# Solved: How do you disable headphones?



## ZaneBlaze (Sep 29, 2007)

Ok, so I had my headphones plugged in, and the tip of the jack broke off, so now I have no sound  ... So I figured if I disable my headphones, I SHOULD be able to get my sound back, right?

How can I disable the headphones to have my speakers work again on my Notebook PC?


----------



## ZaneBlaze (Sep 29, 2007)

Help


----------



## ZaneBlaze (Sep 29, 2007)

Ok, the pin broke inside headphone jack, and I CANT get it out. SO my computer thinks I have headphones plugged in. One thing, the case WONT come off (stupid Lenovo comp.), and It's kinda down in there far. Also, it's closed in, so I cant do anything even if I get the stupid think open! All I want to do is disable the headphones and make the sound come out of the speakers, but i cant find how to do it, if I can.

PLEASE HELP!
Lici


----------



## Triple6 (Dec 26, 2002)

You can't unless you open up the laptop and unplug it - and thats only if it can be unplugged, your best bet would be to try to remove the broken piece of the jack.
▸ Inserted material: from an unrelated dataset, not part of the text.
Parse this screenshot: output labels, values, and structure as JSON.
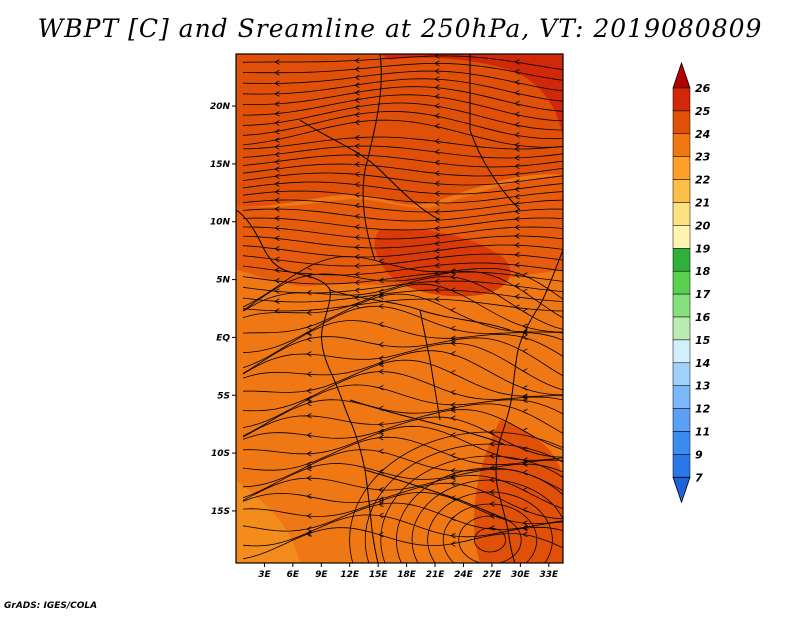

And I know no easy way without taking the laptop apart as well.


----------



## ZaneBlaze (Sep 29, 2007)

I cant get the laptop open...it just wont pop open, we TRIED to get it out, someone mentioned something about disabling the headphones and forcing the sound to come out of the speakers.
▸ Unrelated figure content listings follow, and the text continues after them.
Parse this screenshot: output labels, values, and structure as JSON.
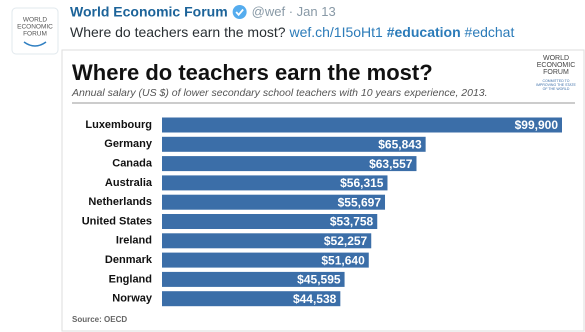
{
  "tweet": {
    "avatar_text": [
      "WORLD",
      "ECONOMIC",
      "FORUM"
    ],
    "name": "World Economic Forum",
    "handle": "@wef",
    "separator": "·",
    "date": "Jan 13",
    "text": "Where do teachers earn the most?",
    "link": "wef.ch/1I5oHt1",
    "hashtags": [
      "#education",
      "#edchat"
    ]
  },
  "chart_data": {
    "type": "bar",
    "orientation": "horizontal",
    "title": "Where do teachers earn the most?",
    "subtitle": "Annual salary (US $) of lower secondary school teachers with 10 years experience, 2013.",
    "logo": [
      "WORLD",
      "ECONOMIC",
      "FORUM"
    ],
    "logo_tagline": [
      "COMMITTED TO",
      "IMPROVING THE STATE",
      "OF THE WORLD"
    ],
    "categories": [
      "Luxembourg",
      "Germany",
      "Canada",
      "Australia",
      "Netherlands",
      "United States",
      "Ireland",
      "Denmark",
      "England",
      "Norway"
    ],
    "values": [
      99900,
      65843,
      63557,
      56315,
      55697,
      53758,
      52257,
      51640,
      45595,
      44538
    ],
    "value_labels": [
      "$99,900",
      "$65,843",
      "$63,557",
      "$56,315",
      "$55,697",
      "$53,758",
      "$52,257",
      "$51,640",
      "$45,595",
      "$44,538"
    ],
    "color": "#3b6ea8",
    "source": "Source: OECD"
  }
}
Can you do it through the BIOS?


----------



## JohnWill (Oct 19, 2002)

I've merged your two threads, please don't start multiple threads on the same issue.


----------



## JohnWill (Oct 19, 2002)

The headphone jack disabling the speakers is a mechanical contact on the phone jack, there is no way to "fix" this with a BIOS setting.


----------



## cwwozniak (Nov 29, 2005)

Many a typical headphone jack setup includes internal switched contacts that feed the speakers. Inserting a headphone plug into the jack moves the contacts apart and automatically disconnects the speakers. An overly aggressive attempt to remove pieces of a broken plug in the jack could bend the contacts so that the speakers never connect.


----------



## ZaneBlaze (Sep 29, 2007)

No, that is NOT the problem. The piece of the plugis still lodged in the jack. We haven't been overly agressive...
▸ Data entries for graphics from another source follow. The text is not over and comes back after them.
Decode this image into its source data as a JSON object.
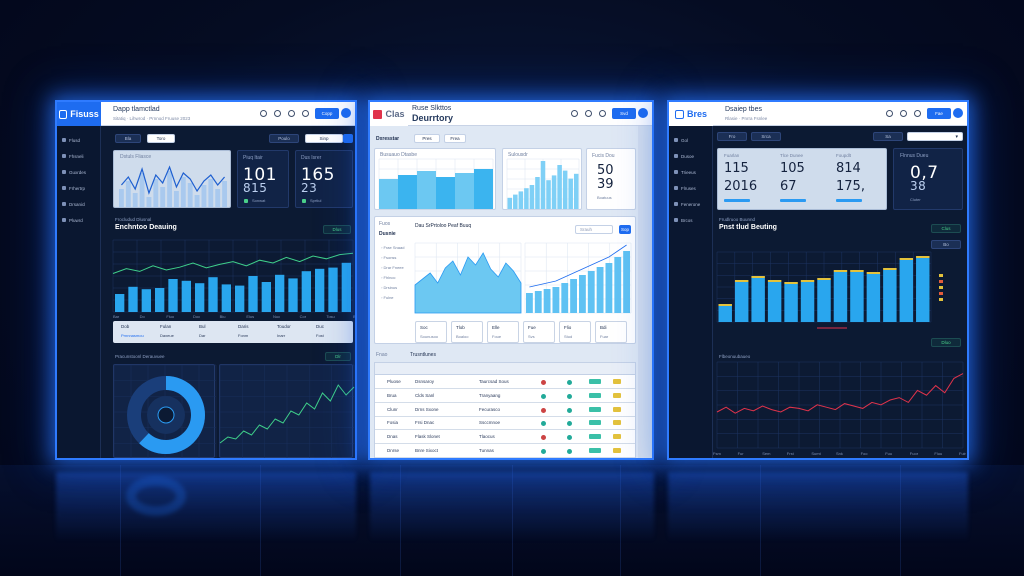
{
  "screens": {
    "left": {
      "logo_label": "Fisuss",
      "header_title": "Dapp tlamctlad",
      "header_subtitle": "Sitatiq · Lihwrod · Prnnod Fruuse 2023",
      "header_button": "Copp",
      "filter_a": "Bla",
      "filter_b": "Toro",
      "filter_c": "Poulo",
      "filter_d": "Sinp",
      "sidebar": [
        "Flusd",
        "Fhsneli",
        "Guxrdes",
        "Frhertrp",
        "Drsanicl",
        "Pluwrd"
      ],
      "chart_label": "Dstuls Fliasce",
      "kpi_1_label": "Piuq Itair",
      "kpi_1_value": "101",
      "kpi_1_sub": "815",
      "kpi_1_note": "Sonwat",
      "kpi_2_label": "Dus Isrer",
      "kpi_2_value": "165",
      "kpi_2_sub": "23",
      "kpi_2_note": "Sprtlul",
      "section_title": "Enchntoo Deauing",
      "section_small": "Frocludud Dlusnal",
      "section_badge": "Dlus",
      "stats": [
        "Dob",
        "Fulan",
        "Bul",
        "Daris",
        "Toudor",
        "Duc"
      ],
      "stat_notes": [
        "Prnnnasmou",
        "Daxeue",
        "Dar",
        "Fonm",
        "Inarr",
        "Fost"
      ],
      "bottom_title": "Pracunstoonl Derauvuee",
      "bottom_badge": "Dlr",
      "bars": [
        30,
        42,
        38,
        40,
        55,
        52,
        48,
        58,
        46,
        44,
        60,
        50,
        62,
        56,
        68,
        72,
        74,
        82
      ],
      "line": [
        55,
        62,
        58,
        66,
        60,
        64,
        70,
        63,
        68,
        72,
        66,
        74,
        70,
        78,
        72,
        80,
        76,
        82,
        84
      ],
      "x_ticks": [
        "Bar",
        "Do",
        "Fluo",
        "Doc",
        "Biu",
        "Elus",
        "Nuc",
        "Cor",
        "Tosu",
        "Bof"
      ]
    },
    "center": {
      "logo_label": "Clas",
      "header_title": "Deurrtory",
      "header_subtitle": "Ruse Slkttos",
      "header_button": "Svd",
      "toolbar": [
        "Dxresstar",
        "Pres",
        "Frea"
      ],
      "sidebar": [
        "Tool",
        "Chocs",
        "Tondeor",
        "Fneuredu",
        "Fnsduore",
        "Tlresols"
      ],
      "card_a_title": "Busuauo Dtasbe",
      "card_b_title": "Sulousdr",
      "kpi_label": "Fucis Dou",
      "kpi_value": "50",
      "kpi_value_2": "39",
      "kpi_note": "Boatuus",
      "section_title": "Dau SrPrtoloo Peaf Buuq",
      "section_nav_a": "Fuos",
      "section_nav_b": "Dusnie",
      "search_placeholder": "Srauh",
      "btn_a": "Sop",
      "btn_b": "Nos",
      "nav_list": [
        "Frae Snaad",
        "Fsonss",
        "Drar Fneee",
        "Fhlnoc",
        "Drsinus",
        "Fulne"
      ],
      "stats": [
        "Soc",
        "Tlob",
        "Elle",
        "Fue",
        "Flio",
        "Bdi"
      ],
      "stat_notes": [
        "Sounusoo",
        "Boaloo",
        "Foue",
        "Svs",
        "Stud",
        "Fuar"
      ],
      "table_title": "Trusntlunes",
      "table_label": "Fnao",
      "table_rows": [
        {
          "name": "Pluose",
          "detail": "Dsnsaroy",
          "status": "Taurcsad Sous"
        },
        {
          "name": "Brua",
          "detail": "Clds Sanl",
          "status": "Tranyaang"
        },
        {
          "name": "Clunr",
          "detail": "Drns Sxone",
          "status": "Fecurasco"
        },
        {
          "name": "Fosia",
          "detail": "Frsi Dnac",
          "status": "Ssccmnoe"
        },
        {
          "name": "Dnas",
          "detail": "Flask Slonet",
          "status": "Tlaocus"
        },
        {
          "name": "Dnrse",
          "detail": "Bnre Sixoct",
          "status": "Tunnas"
        }
      ],
      "area": [
        28,
        34,
        40,
        30,
        45,
        52,
        38,
        56,
        48,
        60,
        44,
        36,
        50,
        42,
        30
      ],
      "bars": [
        20,
        22,
        24,
        26,
        30,
        34,
        38,
        42,
        46,
        50,
        56,
        62
      ],
      "bar_a": [
        30,
        34,
        38,
        32,
        36,
        40
      ],
      "bar_b": [
        14,
        18,
        22,
        26,
        30,
        40,
        60,
        36,
        42,
        55,
        48,
        38,
        44
      ]
    },
    "right": {
      "logo_label": "Bres",
      "header_title": "Dsaiep tbes",
      "header_subtitle": "Rlasie · Pnrra Fsnlee",
      "header_button": "Fae",
      "filters": [
        "Fro",
        "Srca",
        "Sa"
      ],
      "sidebar": [
        "Gol",
        "Dusoe",
        "Trieeus",
        "Flruses",
        "Fenerone",
        "Brcos"
      ],
      "kpis": [
        {
          "label": "Fuarlan",
          "value": "115",
          "sub": "2016"
        },
        {
          "label": "Tlce Dunee",
          "value": "105",
          "sub": "67"
        },
        {
          "label": "Foupdlt",
          "value": "814",
          "sub": "175,"
        }
      ],
      "kpi_dark_label": "Flnnus Dueu",
      "kpi_dark_value": "0,7",
      "kpi_dark_sub": "38",
      "kpi_dark_note": "Cluter",
      "section_small": "Frudlruoo Buunnd",
      "section_title": "Pnst tlud Beuting",
      "section_badge": "Clus",
      "legend": "Bo",
      "bars": [
        16,
        40,
        44,
        40,
        38,
        40,
        42,
        50,
        50,
        48,
        52,
        62,
        64
      ],
      "bottom_title": "Flbeonuubaueo",
      "bottom_badge": "Dluo",
      "line": [
        30,
        34,
        29,
        33,
        31,
        35,
        32,
        30,
        34,
        33,
        31,
        36,
        34,
        32,
        37,
        35,
        33,
        38,
        36,
        40,
        42,
        38,
        48,
        44,
        52,
        46,
        58,
        62
      ],
      "x_ticks": [
        "Fsm",
        "Fur",
        "Sem",
        "Frst",
        "Sumt",
        "Snk",
        "Foo",
        "Fuu",
        "Fuor",
        "Fluu",
        "Fuir"
      ]
    }
  },
  "colors": {
    "accent": "#2f7bff",
    "bar": "#29a6ee",
    "line_green": "#3fd08a",
    "line_red": "#e0334b",
    "dark_bg": "#0c1a33",
    "light_bg": "#dfe8f4"
  }
}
EDIT: I shoved another headphone into the jack, pushed the piece inside, and now I have sound, though this probably wasnt the SMARTEST idea XD


----------



## cwwozniak (Nov 29, 2005)

ZaneBlaze said:


> I shoved another headphone into the jack, pushed the piece inside, and now I have sound, though this probably wasnt the SMARTEST idea XD


   

If you are lucky, the piece you pushed inside of the jack was captured inside the jack housing and may eventually just cause some some sound output problems. If you pushed it out of the jack housing and it is loose inside the laptop case, that piece may find its way into shorting together two points on the mother board and killing it beyond any simple repair.


----------



## JohnWill (Oct 19, 2002)

ZaneBlaze said:


> No, that is NOT the problem. The piece of the plugis still lodged in the jack. We haven't been overly agressive...
> 
> EDIT: I shoved another headphone into the jack, pushed the piece inside, and now I have sound, though this probably wasnt the SMARTEST idea XD


Now, that probably *does *fall under the category of *Overly Aggressive*! 

I agree with the previous comment, this could very easily cause far larger issues, depending on where that piece ended up.


----------